Exactly what happened next is unknown, but when the young boy's body was discovered three days later, the evidence revealed that Till had been brutally murdered. The child's neck had been wrapped in barbed wire and weighed down by a steel cotton-gin fan, his skull bored by a bullet hole, one eye gouged, and his forehead crushed on one side.
His maimed features were so unrecognizable his mother Mamie could only identify him by his hairline, teeth, and fingers.
Fearing unwanted media attention, the Mississippi sheriff hoped to bury Till's corpse immediately, but his mother refused to allow the speedy burial. Instead she demanded to have her son's tortured body displayed at the funeral in an open casket, to let the world see what had happened to her boy.
Thousands of mourners attended the ceremony to pay their respects and to see what two white men had done to an eighth-grade boy on vacation in Mississippi.
Jet magazine, a Black magazine, printed chilling images with Mamie's approval, of Till's mutilated face for all of Black America to see.
And when an all-white, all-male jury—how convenient—took just over an hour to unanimously acquit both Bryant and Milam of murder, Black radio preachers throughout the country delivered the details of the trial and called upon the community to demand justice.
"White Death"
White-on-Black crime, or "white death," as African-American author Richard Wright called it, was nothing new in the ex-Confederate states.
The memory of Radical Reconstruction, a "tragic era" in which African Americans held political power, reminded whites in the South of the need to confine Blacks to "their place."

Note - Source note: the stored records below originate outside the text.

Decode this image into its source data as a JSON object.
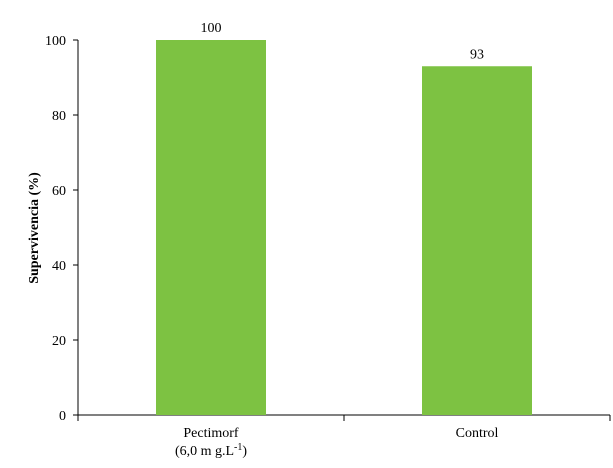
{
  "chart_data": {
    "type": "bar",
    "categories": [
      "Pectimorf",
      "Control"
    ],
    "category_sublabels": [
      "(6,0 m g.L",
      ""
    ],
    "category_sublabel_superscripts": [
      "-1",
      ""
    ],
    "category_sublabel_suffixes": [
      ")",
      ""
    ],
    "values": [
      100,
      93
    ],
    "data_labels": [
      "100",
      "93"
    ],
    "ylabel": "Supervivencia  (%)",
    "xlabel": "",
    "title": "",
    "ylim": [
      0,
      100
    ],
    "yticks": [
      0,
      20,
      40,
      60,
      80,
      100
    ],
    "ytick_labels": [
      "0",
      "20",
      "40",
      "60",
      "80",
      "100"
    ],
    "grid": false,
    "bar_color": "#7dc242"
  }
}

With each successive generation of Black Americans, white segregationists in the South grew more concerned about the nuisance of the "new negroes," those who were "sassy," who "talked back," and who refused to give in to white demands.

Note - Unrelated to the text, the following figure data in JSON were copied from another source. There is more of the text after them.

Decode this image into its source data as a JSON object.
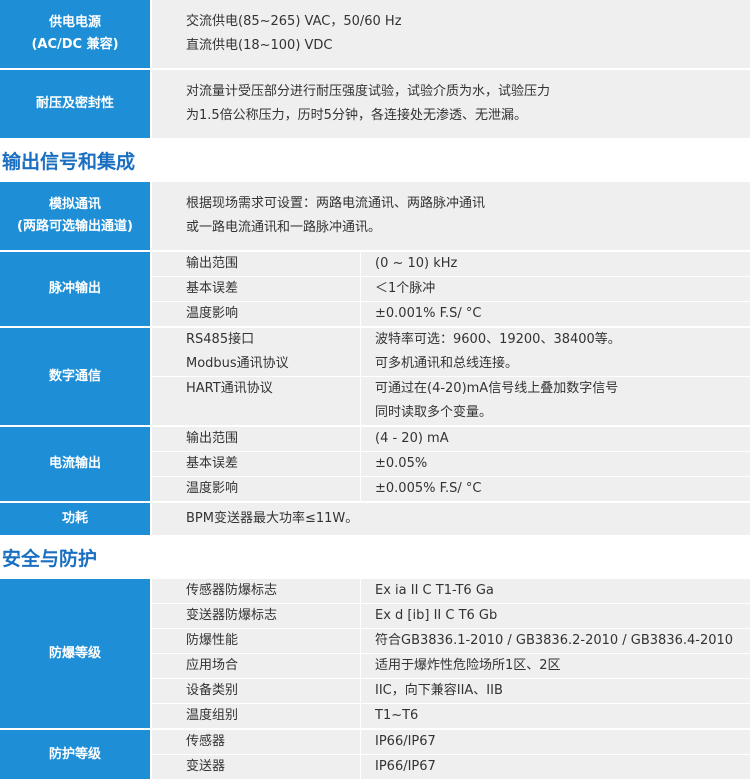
{
  "sections": [
    {
      "rows": [
        {
          "label": [
            "供电电源",
            "(AC/DC 兼容)"
          ],
          "text": [
            "交流供电(85~265) VAC，50/60 Hz",
            "直流供电(18~100) VDC"
          ]
        },
        {
          "label": [
            "耐压及密封性"
          ],
          "text": [
            "对流量计受压部分进行耐压强度试验，试验介质为水，试验压力",
            "为1.5倍公称压力，历时5分钟，各连接处无渗透、无泄漏。"
          ]
        }
      ]
    },
    {
      "heading": "输出信号和集成",
      "rows": [
        {
          "label": [
            "模拟通讯",
            "(两路可选输出通道)"
          ],
          "text": [
            "根据现场需求可设置：两路电流通讯、两路脉冲通讯",
            "或一路电流通讯和一路脉冲通讯。"
          ]
        },
        {
          "label": [
            "脉冲输出"
          ],
          "items": [
            {
              "name": [
                "输出范围"
              ],
              "value": [
                "(0 ~ 10) kHz"
              ]
            },
            {
              "name": [
                "基本误差"
              ],
              "value": [
                "＜1个脉冲"
              ]
            },
            {
              "name": [
                "温度影响"
              ],
              "value": [
                "±0.001% F.S/ °C"
              ]
            }
          ]
        },
        {
          "label": [
            "数字通信"
          ],
          "items": [
            {
              "name": [
                "RS485接口",
                "Modbus通讯协议"
              ],
              "value": [
                "波特率可选：9600、19200、38400等。",
                "可多机通讯和总线连接。"
              ]
            },
            {
              "name": [
                "HART通讯协议"
              ],
              "value": [
                "可通过在(4-20)mA信号线上叠加数字信号",
                "同时读取多个变量。"
              ]
            }
          ]
        },
        {
          "label": [
            "电流输出"
          ],
          "items": [
            {
              "name": [
                "输出范围"
              ],
              "value": [
                "(4 - 20) mA"
              ]
            },
            {
              "name": [
                "基本误差"
              ],
              "value": [
                "±0.05%"
              ]
            },
            {
              "name": [
                "温度影响"
              ],
              "value": [
                "±0.005% F.S/ °C"
              ]
            }
          ]
        },
        {
          "label": [
            "功耗"
          ],
          "text": [
            "BPM变送器最大功率≤11W。"
          ]
        }
      ]
    },
    {
      "heading": "安全与防护",
      "rows": [
        {
          "label": [
            "防爆等级"
          ],
          "items": [
            {
              "name": [
                "传感器防爆标志"
              ],
              "value": [
                "Ex ia  II C T1-T6 Ga"
              ]
            },
            {
              "name": [
                "变送器防爆标志"
              ],
              "value": [
                "Ex d [ib]  II C T6 Gb"
              ]
            },
            {
              "name": [
                "防爆性能"
              ],
              "value": [
                "符合GB3836.1-2010 / GB3836.2-2010 / GB3836.4-2010"
              ]
            },
            {
              "name": [
                "应用场合"
              ],
              "value": [
                "适用于爆炸性危险场所1区、2区"
              ]
            },
            {
              "name": [
                "设备类别"
              ],
              "value": [
                "IIC，向下兼容IIA、IIB"
              ]
            },
            {
              "name": [
                "温度组别"
              ],
              "value": [
                "T1~T6"
              ]
            }
          ]
        },
        {
          "label": [
            "防护等级"
          ],
          "items": [
            {
              "name": [
                "传感器"
              ],
              "value": [
                "IP66/IP67"
              ]
            },
            {
              "name": [
                "变送器"
              ],
              "value": [
                "IP66/IP67"
              ]
            }
          ]
        }
      ]
    }
  ]
}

Through the use of terror, intimidation, and legal means, whites managed to control where Blacks could shop, eat, learn, rest, work, reside, sleep, play, be nursed, and be buried. Southern Blacks were denied the right to vote and were forced to use separate toilets, entrances, textbooks, water fountains, Bibles, parks, and even prostitutes.

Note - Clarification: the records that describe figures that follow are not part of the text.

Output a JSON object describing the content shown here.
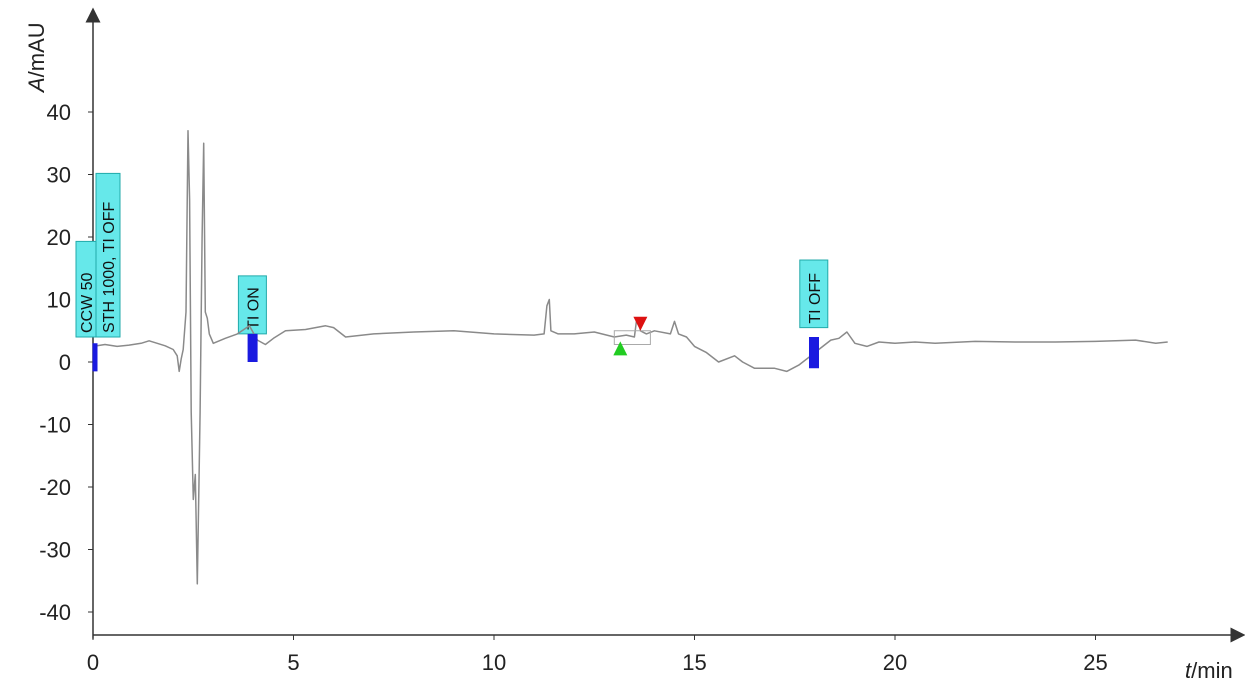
{
  "chart_data": {
    "type": "line",
    "xlabel": {
      "symbol": "t",
      "unit": "min"
    },
    "ylabel": {
      "symbol": "A",
      "unit": "mAU"
    },
    "xlim": [
      0,
      28
    ],
    "ylim": [
      -43,
      55
    ],
    "x_ticks": [
      {
        "value": 0,
        "label": "0"
      },
      {
        "value": 5,
        "label": "5"
      },
      {
        "value": 10,
        "label": "10"
      },
      {
        "value": 15,
        "label": "15"
      },
      {
        "value": 20,
        "label": "20"
      },
      {
        "value": 25,
        "label": "25"
      }
    ],
    "y_ticks": [
      {
        "value": 40,
        "label": "40"
      },
      {
        "value": 30,
        "label": "30"
      },
      {
        "value": 20,
        "label": "20"
      },
      {
        "value": 10,
        "label": "10"
      },
      {
        "value": 0,
        "label": "0"
      },
      {
        "value": -10,
        "label": "-10"
      },
      {
        "value": -20,
        "label": "-20"
      },
      {
        "value": -30,
        "label": "-30"
      },
      {
        "value": -40,
        "label": "-40"
      }
    ],
    "grid": false,
    "series": [
      {
        "color": "#8a8a8a",
        "points": [
          [
            0.0,
            2.5
          ],
          [
            0.3,
            2.8
          ],
          [
            0.6,
            2.5
          ],
          [
            0.9,
            2.7
          ],
          [
            1.2,
            3.0
          ],
          [
            1.4,
            3.4
          ],
          [
            1.6,
            3.0
          ],
          [
            1.8,
            2.6
          ],
          [
            2.0,
            2.0
          ],
          [
            2.1,
            1.0
          ],
          [
            2.15,
            -1.5
          ],
          [
            2.2,
            0.5
          ],
          [
            2.25,
            2.0
          ],
          [
            2.32,
            8.0
          ],
          [
            2.37,
            37.0
          ],
          [
            2.41,
            26.0
          ],
          [
            2.45,
            -8.0
          ],
          [
            2.5,
            -22.0
          ],
          [
            2.55,
            -18.0
          ],
          [
            2.6,
            -35.5
          ],
          [
            2.64,
            -20.0
          ],
          [
            2.67,
            -8.0
          ],
          [
            2.72,
            20.0
          ],
          [
            2.76,
            35.0
          ],
          [
            2.8,
            8.0
          ],
          [
            2.85,
            7.0
          ],
          [
            2.9,
            4.5
          ],
          [
            3.0,
            3.0
          ],
          [
            3.3,
            3.8
          ],
          [
            3.6,
            4.5
          ],
          [
            3.9,
            5.8
          ],
          [
            4.1,
            3.5
          ],
          [
            4.3,
            2.8
          ],
          [
            4.5,
            3.8
          ],
          [
            4.8,
            5.0
          ],
          [
            5.3,
            5.2
          ],
          [
            5.8,
            5.8
          ],
          [
            6.0,
            5.5
          ],
          [
            6.3,
            4.0
          ],
          [
            7.0,
            4.5
          ],
          [
            8.0,
            4.8
          ],
          [
            9.0,
            5.0
          ],
          [
            10.0,
            4.5
          ],
          [
            11.0,
            4.3
          ],
          [
            11.25,
            4.5
          ],
          [
            11.32,
            9.0
          ],
          [
            11.38,
            10.0
          ],
          [
            11.42,
            5.0
          ],
          [
            11.6,
            4.5
          ],
          [
            12.0,
            4.5
          ],
          [
            12.5,
            4.8
          ],
          [
            13.0,
            4.0
          ],
          [
            13.3,
            4.3
          ],
          [
            13.5,
            4.0
          ],
          [
            13.55,
            6.5
          ],
          [
            13.6,
            7.0
          ],
          [
            13.65,
            5.0
          ],
          [
            13.8,
            4.5
          ],
          [
            14.0,
            5.0
          ],
          [
            14.4,
            4.5
          ],
          [
            14.5,
            6.5
          ],
          [
            14.6,
            4.5
          ],
          [
            14.8,
            4.0
          ],
          [
            15.0,
            2.5
          ],
          [
            15.3,
            1.5
          ],
          [
            15.6,
            0.0
          ],
          [
            16.0,
            1.0
          ],
          [
            16.2,
            0.0
          ],
          [
            16.5,
            -1.0
          ],
          [
            17.0,
            -1.0
          ],
          [
            17.3,
            -1.5
          ],
          [
            17.6,
            -0.5
          ],
          [
            17.9,
            1.0
          ],
          [
            18.1,
            2.0
          ],
          [
            18.4,
            3.5
          ],
          [
            18.6,
            3.8
          ],
          [
            18.8,
            4.8
          ],
          [
            19.0,
            3.0
          ],
          [
            19.3,
            2.5
          ],
          [
            19.6,
            3.2
          ],
          [
            20.0,
            3.0
          ],
          [
            20.5,
            3.2
          ],
          [
            21.0,
            3.0
          ],
          [
            22.0,
            3.3
          ],
          [
            23.0,
            3.2
          ],
          [
            24.0,
            3.2
          ],
          [
            25.0,
            3.3
          ],
          [
            26.0,
            3.5
          ],
          [
            26.5,
            3.0
          ],
          [
            26.8,
            3.2
          ]
        ]
      }
    ],
    "annotations": [
      {
        "type": "label",
        "x": 0.0,
        "y_base": 4.0,
        "lines": [
          "CCW 50",
          "STH 1000, TI OFF"
        ],
        "fill": "#66e8ea"
      },
      {
        "type": "label",
        "x": 3.95,
        "y_base": 4.5,
        "lines": [
          "TI ON"
        ],
        "fill": "#66e8ea"
      },
      {
        "type": "label",
        "x": 17.95,
        "y_base": 5.5,
        "lines": [
          "TI OFF"
        ],
        "fill": "#66e8ea"
      },
      {
        "type": "event_bar",
        "x": 0.05,
        "y0": -1.5,
        "y1": 3.0,
        "color": "#1a1ae0"
      },
      {
        "type": "event_bar",
        "x": 3.98,
        "y0": 0.0,
        "y1": 4.5,
        "color": "#1a1ae0"
      },
      {
        "type": "event_bar",
        "x": 17.98,
        "y0": -1.0,
        "y1": 4.0,
        "color": "#1a1ae0"
      },
      {
        "type": "marker",
        "shape": "triangle-up",
        "x": 13.15,
        "y": 1.5,
        "color": "#22cc22"
      },
      {
        "type": "marker",
        "shape": "triangle-down",
        "x": 13.65,
        "y": 6.8,
        "color": "#dd1111"
      }
    ]
  }
}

Those Blacks who chose not to accept the prevailing norms in the South risked physical reprisal. With violence, whites intended to warn the rest of the Black community against challenging white supremacy in the South.
In 1955, the year following the Supreme Court's decision against segregation in Brown v. Board, at least eight Black citizens were lynched in the South, and many more suffered from racially motivated violence. These crimes occurred largely in Mississippi, the most segregated state in the country.
In Belzoni, Mississippi, George Lee, a grocery store owner and NAACP member, was fatally shot while leaving the courthouse after attempting to vote. Lamar Smith, another Black Mississippi citizen, was gunned down in front of the county courthouse after casting his ballot.
But the most gruesome, tragic, and widely-publicized murder was of young Emmett Till, tortured, beaten, shot, choked, and drowned for speaking to a white woman.
"Something Had to Be Done"
Till's murder marked a bitter turning point in the lives of many Black Americans.
In her autobiography Coming of Age in Mississippi, civil rights activist Anne Moody remembers, "Before Emmett Till's murder, I had known the fear of hunger, hell and the Devil. But now there was a new fear known to me—the fear of being killed just because I was black."23
Myrlie Evers, wife of slain NAACP field secretary Medgar Evers, explains, "It's too bad to have to say that sometimes it takes those kinds of things to help a people become stronger and to eliminate the fear that they have to speak out and do something."24
Upon learning that both Bryant and Milam were acquitted by an all-white, all-male jury, Black congressman Charles Diggs, Jr. felt a new kind of conviction: "I was strengthened in my belief that something had to be done."25
For so many, the image of a child's crushed skull illustrated the reality of the crisis in the South and inspired a new, steadfast fighting spirit. The generation haunted by the memories of Emmett Till's death would lead an unprecedented struggle against racial injustice.